Stalemate persists between IMF and Pakistan over ninth review

IMF review for release of next tranche under bailout funding has been pending since September

Our Correspondent
— Reuters
— Reuters

  • Delay in Pakistan-IMF talks jitters financial markets.
  • IMF resident chief says not all end-September quantitative targets have been met.
  • Pakistani authorities are still hopeful that soon the 9th review would be accomplished.

ISLAMABAD: Talks between Pakistan and the International Monetary Fund (IMF) are at a stalemate with global lender pushing Islamabad on policies and reforms needed to keep the bailout programme’s targets on track and complete the pending ninth review, a fund official told The News.

“… a key purpose of program reviews in Pakistan, as in all program countries, is to evaluate both program performance to date, as well as, forward-looking, whether the program is on track or policy measures are needed to meet program targets, advance reform objectives, and maintain macroeconomic stability going forward,” Esther Perez Ruiz, IMF’s Resident Chief in Pakistan, said in a written reply.

An IMF review for the release of the next tranche under bailout funding has been pending since September. However, Finance Minister Ishaq Dar claimed last week that Pakistan met all targets for the review.

However, the IMF resident chief said discussions with the Pakistani “authorities in these areas are ongoing, especially as not all end-September quantitative targets have been met”.

“Significant new developments have taken place since the last program review including the extraordinary floods and a number of new measures and developments, which affect this year’s economic outlook,” Ruiz added.

Sources, privy to the talks, told the publication that the global lender has communicated to the finance ministry that it requires completion of all end-quarter performance criteria and targets.
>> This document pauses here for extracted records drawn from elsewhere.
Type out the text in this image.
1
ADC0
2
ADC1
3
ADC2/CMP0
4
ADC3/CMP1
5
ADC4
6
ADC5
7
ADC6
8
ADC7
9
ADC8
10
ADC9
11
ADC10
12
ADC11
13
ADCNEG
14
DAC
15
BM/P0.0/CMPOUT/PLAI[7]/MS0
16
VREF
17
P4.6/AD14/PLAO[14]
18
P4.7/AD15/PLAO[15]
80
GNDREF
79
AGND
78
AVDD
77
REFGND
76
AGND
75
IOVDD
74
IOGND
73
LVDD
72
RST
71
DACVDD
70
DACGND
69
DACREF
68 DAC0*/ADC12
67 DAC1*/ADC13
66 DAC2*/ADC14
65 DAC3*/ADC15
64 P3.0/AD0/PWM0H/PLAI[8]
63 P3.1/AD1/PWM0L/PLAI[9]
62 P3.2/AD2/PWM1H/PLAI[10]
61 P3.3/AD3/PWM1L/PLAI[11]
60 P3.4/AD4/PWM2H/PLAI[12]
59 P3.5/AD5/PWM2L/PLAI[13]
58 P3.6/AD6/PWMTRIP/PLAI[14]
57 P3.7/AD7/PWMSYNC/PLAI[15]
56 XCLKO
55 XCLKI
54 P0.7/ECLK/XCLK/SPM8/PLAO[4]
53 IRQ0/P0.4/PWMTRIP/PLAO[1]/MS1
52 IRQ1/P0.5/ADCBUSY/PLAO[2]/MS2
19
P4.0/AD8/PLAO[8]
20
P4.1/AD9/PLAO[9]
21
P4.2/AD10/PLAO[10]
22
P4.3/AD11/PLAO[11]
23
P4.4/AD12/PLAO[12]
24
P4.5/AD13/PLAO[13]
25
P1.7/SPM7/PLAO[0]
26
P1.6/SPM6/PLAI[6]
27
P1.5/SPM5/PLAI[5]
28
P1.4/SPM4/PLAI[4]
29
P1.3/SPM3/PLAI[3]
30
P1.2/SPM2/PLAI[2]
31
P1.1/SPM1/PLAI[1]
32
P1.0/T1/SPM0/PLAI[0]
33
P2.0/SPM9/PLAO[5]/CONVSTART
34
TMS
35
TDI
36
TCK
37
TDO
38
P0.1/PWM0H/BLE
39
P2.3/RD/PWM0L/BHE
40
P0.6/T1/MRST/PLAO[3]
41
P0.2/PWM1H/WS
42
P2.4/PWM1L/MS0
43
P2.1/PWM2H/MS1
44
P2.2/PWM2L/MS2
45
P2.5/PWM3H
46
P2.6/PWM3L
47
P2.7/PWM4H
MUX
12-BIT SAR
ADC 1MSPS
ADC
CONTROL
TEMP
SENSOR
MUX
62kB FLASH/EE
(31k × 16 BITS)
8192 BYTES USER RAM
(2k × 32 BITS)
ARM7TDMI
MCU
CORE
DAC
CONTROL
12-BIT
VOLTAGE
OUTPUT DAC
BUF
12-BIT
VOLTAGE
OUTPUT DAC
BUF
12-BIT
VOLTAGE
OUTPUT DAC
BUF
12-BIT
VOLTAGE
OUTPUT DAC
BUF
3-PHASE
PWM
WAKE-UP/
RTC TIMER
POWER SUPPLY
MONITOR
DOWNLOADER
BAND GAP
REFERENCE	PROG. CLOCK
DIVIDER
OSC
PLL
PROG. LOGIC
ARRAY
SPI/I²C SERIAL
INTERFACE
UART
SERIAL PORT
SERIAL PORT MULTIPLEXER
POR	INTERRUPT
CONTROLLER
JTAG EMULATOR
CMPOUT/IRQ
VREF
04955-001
“Both sides would also require broader agreement on forward-looking data on the basis of which the performance targets and indicative targets for the remaining program period till June 2023 will be set,” they added.

Following the catastrophic floods, IMF and Pakistan had revised all macroeconomic and fiscal frameworks were adjusted altogether so both sides could strike a consensus on it.

The broader agreement on the revised macroeconomic framework could pave the way for evolving consensus on a staff-level agreement for the completion of the 9th review under the $7 billion Extended Fund Facility (EFF).

With the revised figure of nominal growth in the range of 25%, the tax-to-GDP ratio was bound to decline if the FBR achieved its annual target of Rs7.47 trillion for the current fiscal year. Without agreement on revised figures, it would be difficult for striking an agreement between the two sides.

Pakistani authorities are still hopeful that soon the 9th review would be accomplished paving the way for the release of the next tranche of around $1 billion for Pakistan’s struggling economy.

Amid dwindling foreign exchange reserves that touched $7.5 billion, Pakistan requires dollars inflows injection in order to get breathing space.

With the possibility of more deposits from a friendly country, the authorities will become in a position to negotiate a better deal with the IMF but if no deposit materialised within the next couple of weeks then the foreign exchange reserves might further deplete in weeks ahead.

Stocks battered

Meanwhile, the stock market reacted negatively Monday and declined sharply due to the delay in the IMF review. 

Pakistan Stock Exchange’s (PSX) benchmark KSE-100 Shares Index lost 537.43 points (1.28%) to close at 41,612 points after hitting an intraday low of 635 points.

Topline Securities in its daily market report said after a slightly positive opening, the market succumbed to sweeping profit-taking.

“This selling spree can be attributed to investor anxiety over a holdup in IMF’s ninth review and the subsequent approval of a $1.2 billion loan tranche,” the brokerage said.